Core inflation also moved higher: Core inflation — which strips out volatile items such as food and fuel — accelerated to 41.0% in June from 40.3% the month before, according to central bank figures. Monthly core inflation slowed to 1.7% from 2.9% in May. The central bank will publish its monthly note pointing at the causes behind the June inflation reading on Saturday, 15 July.
LOOKING AHEAD-
Analysts don’t see inflation slowing down in the coming months. Here’s why:
A fourth devaluation in September? “We are expecting an FX movement in September coinciding with the combined first and second review of the IMF program but the scale of this movement is dependent on the Central Bank of Egypt’s (CBE) ability to secure external buffers to smooth the potential fluctuation,” said Bedair.
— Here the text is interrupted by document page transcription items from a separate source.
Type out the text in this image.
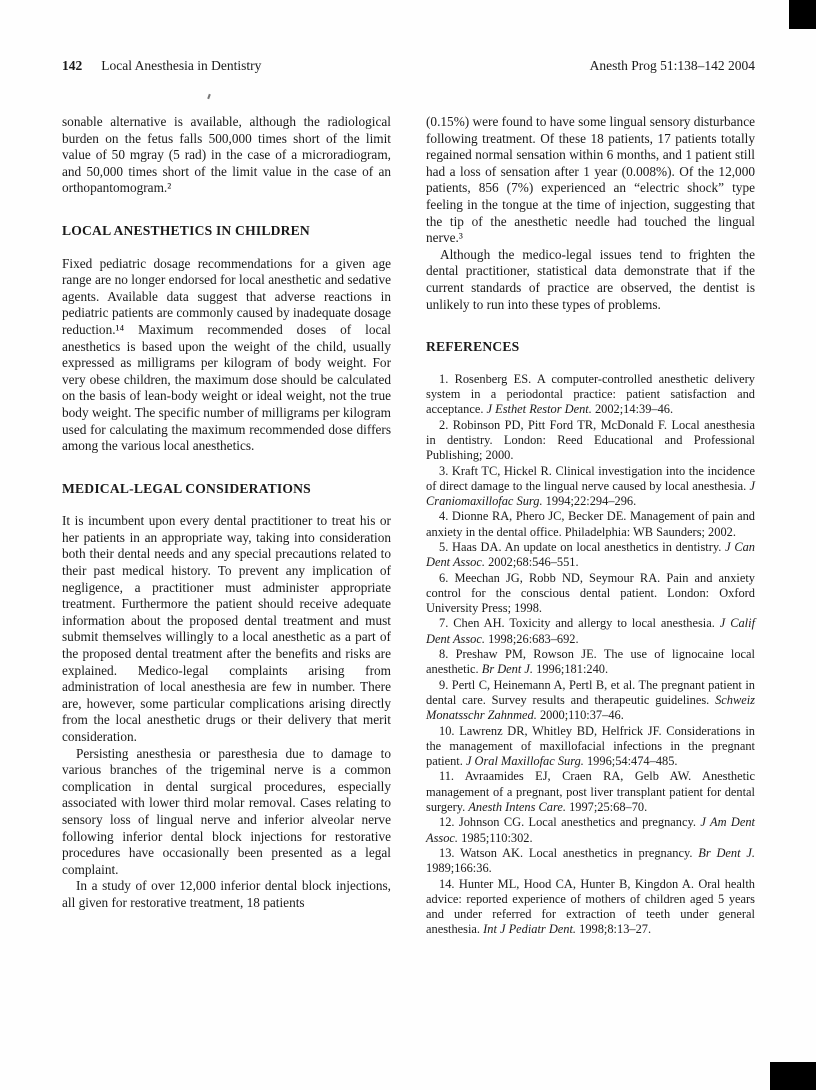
142 Local Anesthesia in Dentistry	Anesth Prog 51:138–142 2004

sonable alternative is available, although the radiological burden on the fetus falls 500,000 times short of the limit value of 50 mgray (5 rad) in the case of a microradiogram, and 50,000 times short of the limit value in the case of an orthopantomogram.²

LOCAL ANESTHETICS IN CHILDREN

Fixed pediatric dosage recommendations for a given age range are no longer endorsed for local anesthetic and sedative agents. Available data suggest that adverse reactions in pediatric patients are commonly caused by inadequate dosage reduction.¹⁴ Maximum recommended doses of local anesthetics is based upon the weight of the child, usually expressed as milligrams per kilogram of body weight. For very obese children, the maximum dose should be calculated on the basis of lean-body weight or ideal weight, not the true body weight. The specific number of milligrams per kilogram used for calculating the maximum recommended dose differs among the various local anesthetics.

MEDICAL-LEGAL CONSIDERATIONS

It is incumbent upon every dental practitioner to treat his or her patients in an appropriate way, taking into consideration both their dental needs and any special precautions related to their past medical history. To prevent any implication of negligence, a practitioner must administer appropriate treatment. Furthermore the patient should receive adequate information about the proposed dental treatment and must submit themselves willingly to a local anesthetic as a part of the proposed dental treatment after the benefits and risks are explained. Medico-legal complaints arising from administration of local anesthesia are few in number. There are, however, some particular complications arising directly from the local anesthetic drugs or their delivery that merit consideration.

Persisting anesthesia or paresthesia due to damage to various branches of the trigeminal nerve is a common complication in dental surgical procedures, especially associated with lower third molar removal. Cases relating to sensory loss of lingual nerve and inferior alveolar nerve following inferior dental block injections for restorative procedures have occasionally been presented as a legal complaint.

In a study of over 12,000 inferior dental block injections, all given for restorative treatment, 18 patients

(0.15%) were found to have some lingual sensory disturbance following treatment. Of these 18 patients, 17 patients totally regained normal sensation within 6 months, and 1 patient still had a loss of sensation after 1 year (0.008%). Of the 12,000 patients, 856 (7%) experienced an “electric shock” type feeling in the tongue at the time of injection, suggesting that the tip of the anesthetic needle had touched the lingual nerve.³

Although the medico-legal issues tend to frighten the dental practitioner, statistical data demonstrate that if the current standards of practice are observed, the dentist is unlikely to run into these types of problems.

REFERENCES

1. Rosenberg ES. A computer-controlled anesthetic delivery system in a periodontal practice: patient satisfaction and acceptance. J Esthet Restor Dent. 2002;14:39–46.

2. Robinson PD, Pitt Ford TR, McDonald F. Local anesthesia in dentistry. London: Reed Educational and Professional Publishing; 2000.

3. Kraft TC, Hickel R. Clinical investigation into the incidence of direct damage to the lingual nerve caused by local anesthesia. J Craniomaxillofac Surg. 1994;22:294–296.

4. Dionne RA, Phero JC, Becker DE. Management of pain and anxiety in the dental office. Philadelphia: WB Saunders; 2002.

5. Haas DA. An update on local anesthetics in dentistry. J Can Dent Assoc. 2002;68:546–551.

6. Meechan JG, Robb ND, Seymour RA. Pain and anxiety control for the conscious dental patient. London: Oxford University Press; 1998.

7. Chen AH. Toxicity and allergy to local anesthesia. J Calif Dent Assoc. 1998;26:683–692.

8. Preshaw PM, Rowson JE. The use of lignocaine local anesthetic. Br Dent J. 1996;181:240.

9. Pertl C, Heinemann A, Pertl B, et al. The pregnant patient in dental care. Survey results and therapeutic guidelines. Schweiz Monatsschr Zahnmed. 2000;110:37–46.

10. Lawrenz DR, Whitley BD, Helfrick JF. Considerations in the management of maxillofacial infections in the pregnant patient. J Oral Maxillofac Surg. 1996;54:474–485.

11. Avraamides EJ, Craen RA, Gelb AW. Anesthetic management of a pregnant, post liver transplant patient for dental surgery. Anesth Intens Care. 1997;25:68–70.

12. Johnson CG. Local anesthetics and pregnancy. J Am Dent Assoc. 1985;110:302.

13. Watson AK. Local anesthetics in pregnancy. Br Dent J. 1989;166:36.

14. Hunter ML, Hood CA, Hunter B, Kingdon A. Oral health advice: reported experience of mothers of children aged 5 years and under referred for extraction of teeth under general anesthesia. Int J Pediatr Dent. 1998;8:13–27.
REMEMBER- Speculation among economists is that our USD 3 bn loan program with the IMF will be at a turning pointin September. A first review of the program has been on hold since mid-March after we fell short on meeting several key conditions of the loan agreement.
Electricity + fuel prices: An expected increase in the electricity tariff as well as the “catch up effect” of therecent increase in fuel prices could also drive up inflation in the coming months, she added.
Where’s the peak? “We are expecting inflation to peak in July at above 35% assuming that there will be an increase in the electricity tariff this month,” said Amr Elalfy, head of research at Prime Securities. Bedeir expects a peak in October following the review of the IMF program before inflation starts to subside.
What’s stopping us from raising interest rates to curb inflation? The CBE is likely to leave interest rates unchanged at its next meeting on 3 August, as it did in its June meeting, according to three analysts we talked to yesterday including Elalfy and CI Capital veteran Hany Aboul Fotouh. “Raising interest rates can effectively help in tamping inflation only when there’s clear projections about the future of FX movements, which can only happen when we have enough FX liquidity,” Bedeir said. Central bank governor Hassan Abdalla said earlier this year that additional rate hikes might not do much to slow inflation, which he said was being driven by supply-side factors.